Passava o tempo e ele seguia pelo caminho reto na apreciação estética e anatômica do animal mulher, com suporte paterno irrestrito, um quarto que começava a querer render processos cíveis pela barulheira e uma mãe que mal se via de tão crente.

Aos treze começou a sofisticar sua apreciação. A loirinha do 42 passou a frequentar menos o playground porque suas sardas não eram mais ignoráveis. A negrinha do 85 passava ligeira no hall social porque ele não tolerava peitos tão grandes. A moreninha do 64 olhava pra baixo no elevador porque sabia que tinha olheiras. Estava se sentindo tão grande que, em sua festa de quinze anos, pensou em retribuir uma bondade: falar de bondage àqueles tios de trinta e poucos que não eram totalmente evangélicos. Afinal, tinham lhe explicado o clitóris antes dos sete, o que lhe poupou algum trabalho mais tarde: parecia justo. Mas em meio à exposição percebeu que os sábios agora eram porcos, e então atirar pérolas seria perda de tempo mútua. Trocaram de assunto todos ao mesmo tempo, as divisões nos times sempre importavam muito.

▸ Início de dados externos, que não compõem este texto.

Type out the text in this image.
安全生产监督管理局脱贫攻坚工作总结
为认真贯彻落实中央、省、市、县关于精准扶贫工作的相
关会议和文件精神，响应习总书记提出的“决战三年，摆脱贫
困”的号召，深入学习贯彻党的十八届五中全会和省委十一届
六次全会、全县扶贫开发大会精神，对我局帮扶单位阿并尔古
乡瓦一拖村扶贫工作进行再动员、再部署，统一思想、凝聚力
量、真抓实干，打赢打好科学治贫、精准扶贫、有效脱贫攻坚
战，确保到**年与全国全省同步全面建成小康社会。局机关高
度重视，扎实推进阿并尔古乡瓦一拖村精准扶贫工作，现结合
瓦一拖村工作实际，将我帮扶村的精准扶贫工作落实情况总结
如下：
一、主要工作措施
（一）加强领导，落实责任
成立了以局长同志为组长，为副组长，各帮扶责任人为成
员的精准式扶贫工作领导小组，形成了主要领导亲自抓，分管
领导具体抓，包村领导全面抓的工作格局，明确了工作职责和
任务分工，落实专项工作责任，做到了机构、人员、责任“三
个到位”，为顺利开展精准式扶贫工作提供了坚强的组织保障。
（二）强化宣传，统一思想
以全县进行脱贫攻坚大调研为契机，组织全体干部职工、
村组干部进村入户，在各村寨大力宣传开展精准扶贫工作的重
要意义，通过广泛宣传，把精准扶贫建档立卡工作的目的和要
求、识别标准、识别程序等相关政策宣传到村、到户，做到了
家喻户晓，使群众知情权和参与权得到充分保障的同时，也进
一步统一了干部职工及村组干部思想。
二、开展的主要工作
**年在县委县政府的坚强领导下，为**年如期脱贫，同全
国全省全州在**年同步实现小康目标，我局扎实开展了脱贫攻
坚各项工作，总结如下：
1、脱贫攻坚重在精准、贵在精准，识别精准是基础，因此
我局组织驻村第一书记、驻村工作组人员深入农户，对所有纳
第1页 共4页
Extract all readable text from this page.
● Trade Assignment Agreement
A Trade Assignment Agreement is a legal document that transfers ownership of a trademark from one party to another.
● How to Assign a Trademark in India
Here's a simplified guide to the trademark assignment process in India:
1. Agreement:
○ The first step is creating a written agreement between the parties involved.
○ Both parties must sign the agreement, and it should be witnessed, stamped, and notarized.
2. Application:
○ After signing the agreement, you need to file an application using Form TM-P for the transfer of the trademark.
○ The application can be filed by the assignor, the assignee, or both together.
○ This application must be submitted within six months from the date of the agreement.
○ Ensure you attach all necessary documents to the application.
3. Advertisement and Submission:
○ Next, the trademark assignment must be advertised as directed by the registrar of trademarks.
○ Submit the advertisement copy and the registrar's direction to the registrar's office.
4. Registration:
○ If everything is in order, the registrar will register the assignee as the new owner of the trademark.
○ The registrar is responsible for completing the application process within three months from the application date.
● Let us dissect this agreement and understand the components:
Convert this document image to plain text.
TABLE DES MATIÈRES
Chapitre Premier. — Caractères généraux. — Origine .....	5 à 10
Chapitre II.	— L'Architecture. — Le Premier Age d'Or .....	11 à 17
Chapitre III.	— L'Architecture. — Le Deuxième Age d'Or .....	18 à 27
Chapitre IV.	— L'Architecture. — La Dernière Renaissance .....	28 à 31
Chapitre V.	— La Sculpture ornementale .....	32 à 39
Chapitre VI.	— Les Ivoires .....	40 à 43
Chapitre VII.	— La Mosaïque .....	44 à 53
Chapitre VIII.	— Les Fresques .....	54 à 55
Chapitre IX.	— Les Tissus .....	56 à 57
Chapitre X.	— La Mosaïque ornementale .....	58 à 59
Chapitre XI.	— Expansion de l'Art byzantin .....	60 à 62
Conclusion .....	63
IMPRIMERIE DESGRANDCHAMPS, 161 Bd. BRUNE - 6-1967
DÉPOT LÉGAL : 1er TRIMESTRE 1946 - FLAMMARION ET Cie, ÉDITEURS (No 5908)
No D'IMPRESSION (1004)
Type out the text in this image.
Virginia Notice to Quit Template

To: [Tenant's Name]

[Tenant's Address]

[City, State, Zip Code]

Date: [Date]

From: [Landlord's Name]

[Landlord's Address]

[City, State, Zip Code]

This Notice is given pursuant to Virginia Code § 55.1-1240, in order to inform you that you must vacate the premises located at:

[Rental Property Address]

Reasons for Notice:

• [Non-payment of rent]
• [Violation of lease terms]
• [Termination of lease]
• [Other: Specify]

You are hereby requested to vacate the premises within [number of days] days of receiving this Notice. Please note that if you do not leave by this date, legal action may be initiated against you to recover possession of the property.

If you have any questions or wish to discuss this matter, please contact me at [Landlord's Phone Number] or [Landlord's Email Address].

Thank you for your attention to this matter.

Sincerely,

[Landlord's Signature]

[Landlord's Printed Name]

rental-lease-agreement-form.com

Aos dezesseis começou a se sentir impedido. Primeiro por uma menina que poderia ser Gisele Bündchen, mas com um único e pequeno pelo fujão que orbitava o mamilo esquerdo. Nada que já não tivesse visto em outras – mas naquele idílio, naquela estátua, naquele momento? Teve o impulso de pagar o táxi dela, pra isso servia a mesada. Manhã depois, a camisinha vazia e triste sobre o chinelo o encarava. Achou legal revisitar cartilhas antigas de pureza. Num livro de biologia, área de conhecimento que de fato respeitava, descobriu um capítulo com as diferenças mais notáveis entre X e Y, com informações que não apareciam nos portais de celebridades e nos sites pornôs.

Viu que era um ignorante. Como tinha deixado passar assim o queixo quadrado da Olívia? Estaria cego, beijando a mão grande da Janaína? Não conseguia se perdoar por ter ficado ano passado, bêbado, com aquela de sobrancelhas tipo Malu Mader. Mas o grande tormento era a menina de voz grossa da semana passada.

Que ligou em seguida. Ele respondeu desafinado. Ela achou engraçado – até entender.